Como resultado, na área de comunicação, o segmento de rádio e TV é o que melhor passou pelo último ano. A Globo tem seu resultado aberto, e podemos ver que teve um lucro superior a R$ 170 milhões no ano passado. Houve uma redução em relação a 2019, é certo, mas a emissora continua firme no azul. Suas concorrentes mantêm as contas fechadas, mas gastaram milhões em contratações ou investiram em novas atrações. Demonstram plenas condições de corrigir os vencimentos de seus funcionários.
O fato é que, sob a pandemia, o próprio governo de Jair Bolsonaro, inimigo declarado da imprensa, classificou, legalmente, a atividade jornalística como “essencial”. Os primeiros a saber disso são os próprios jornalistas, conscientes da importância de sua atividade, que mantiveram sem interrupção. Nossa categoria esteve sempre exposta ao vírus, indo às redações, fazendo reportagens.
O mero reconhecimento da importância e do esforço de nossa categoria profissional já deveria ser suficiente para que, sem mais demora, nossos rendimentos fossem corrigidos. Mas tal qual obscuro ministro, as empresas querem aproveitar o momento para “passar a boiada”.
Ameaça de redução salarial
Em meio a grave crise institucional, o governo federal conseguiu, no final de abril, aprovar no Congresso seu orçamento 2021 – não sem destinar quase R$ 40 bilhões para emendas parlamentares. Com esse ponto resolvido, Bolsonaro parte para a edição da MP 1.045, entregando na mão das empresas a possibilidade de rebaixar salários.
A medida provisória retoma a MP 936, de 2020, e significa um ataque brutal aos sindicatos, pois atropela a Constituição ao estabelecer a possibilidade de redução de salário por “acordo individual” – aquele no qual o funcionário recebe um documento impresso e o patrão apenas “solicita” sua assinatura. É preciso entender esse ponto: a base da existência de sindicatos é a negociação coletiva, feita a partir do interesse comum de toda a categoria. Erodi-la, como fez também a reforma trabalhista de 2017, é minar a própria essência da representação sindical.
A MP 1.045 entrega às empresas a possibilidade de reduzir seus gastos com folha cortando salários e podendo ter parte deles pagos por recursos públicos. Para ajudar as empresas, o ministro Paulo Guedes, sempre tão cioso em cortar gastos sociais, destinou R$ 10 bilhões.

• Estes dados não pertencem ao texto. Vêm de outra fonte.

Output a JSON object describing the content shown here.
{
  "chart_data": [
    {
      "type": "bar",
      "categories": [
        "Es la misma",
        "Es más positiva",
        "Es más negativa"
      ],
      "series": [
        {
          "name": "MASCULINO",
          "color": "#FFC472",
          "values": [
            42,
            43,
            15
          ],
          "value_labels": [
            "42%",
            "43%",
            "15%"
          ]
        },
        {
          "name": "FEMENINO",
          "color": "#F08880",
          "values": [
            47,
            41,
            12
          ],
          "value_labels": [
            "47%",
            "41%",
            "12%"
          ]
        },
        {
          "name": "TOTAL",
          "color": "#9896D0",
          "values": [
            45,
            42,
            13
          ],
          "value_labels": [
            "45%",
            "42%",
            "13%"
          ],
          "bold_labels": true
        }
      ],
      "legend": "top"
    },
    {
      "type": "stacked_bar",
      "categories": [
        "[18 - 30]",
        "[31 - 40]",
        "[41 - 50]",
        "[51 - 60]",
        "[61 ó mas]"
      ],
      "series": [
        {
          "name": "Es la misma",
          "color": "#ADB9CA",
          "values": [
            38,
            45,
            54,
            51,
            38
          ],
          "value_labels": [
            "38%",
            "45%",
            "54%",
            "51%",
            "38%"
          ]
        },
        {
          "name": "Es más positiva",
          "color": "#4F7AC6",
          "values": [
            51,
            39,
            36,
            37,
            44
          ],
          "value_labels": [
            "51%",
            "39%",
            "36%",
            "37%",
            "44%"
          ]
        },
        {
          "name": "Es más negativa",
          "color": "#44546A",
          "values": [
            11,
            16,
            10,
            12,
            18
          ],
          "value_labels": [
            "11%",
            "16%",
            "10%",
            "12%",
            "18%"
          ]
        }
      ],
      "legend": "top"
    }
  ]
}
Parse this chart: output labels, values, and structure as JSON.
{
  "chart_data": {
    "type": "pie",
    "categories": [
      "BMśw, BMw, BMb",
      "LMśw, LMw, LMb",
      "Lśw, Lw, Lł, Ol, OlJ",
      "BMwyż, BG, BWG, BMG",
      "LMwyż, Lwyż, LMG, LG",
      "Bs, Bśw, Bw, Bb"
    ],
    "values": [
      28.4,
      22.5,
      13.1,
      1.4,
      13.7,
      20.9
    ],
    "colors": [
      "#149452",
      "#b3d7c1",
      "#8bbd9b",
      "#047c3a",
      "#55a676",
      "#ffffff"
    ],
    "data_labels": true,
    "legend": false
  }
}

O presente é tão explícito que as empresas sequer precisam justificar a necessidade de lançar mão dele. Basta querer! Pois em meio à pandemia e ao esforço heroico de jornalistas, emissoras de rádio e TV, editoras e jornais usam esse armamento do arsenal bolsonarista para atingir os jornalistas. O Sindicato se dirige novamente à categoria para organizar a resistência coletiva.
NOSSA CATEGORIA ESTÁ EXPOSTA AO VÍRUS, INDO ÀS REDAÇÕES, FAZENDO REPORTAGENS. O MERO RECONHECIMENTO DESSE ESFORÇO DEVERIA SER SUFICIENTE PARA QUE AS EMPRESAS CORRIGISSEM NOSSOS SALÁRIOS
Alma sindical
Sabemos todos que o jornalismo é uma atividade que exige recursos materiais importantes para ser feito com profundidade e relevância. Mas o jornalismo é, sobretudo, o ser humano que o faz.
Quem efetivamente defende o jornalismo são os próprios jornalistas, organizados em suas entidades representativas. Em primeiro lugar, por meio da luta por melhores condições de vida e trabalho para os jornalistas, por bons salários, respeito à jornada e aos direitos trabalhistas. São as condições básicas para o bom exercício profissional.
Lutamos por uma cláusula de consciência nas convenções, que garanta aos jornalistas a autonomia necessária ao exercício profissional. Enfrentamos as empresas na defesa da liberdade de expressão de cada um e cada uma fora do horário de trabalho.
A defesa do jornalismo se expressa ainda na luta pelo respeito ao sigilo de fonte, inscrito na Constituição e atropelado pelo Judiciário e pela polícia em incursões autoritárias; e também na ação política das representações sindicais quando denunciam de forma permanente o governo Bolsonaro, que agride verbalmente jornalistas a toda hora, e, coerentemente, ajuda as empresas a reduzirem os seus salários.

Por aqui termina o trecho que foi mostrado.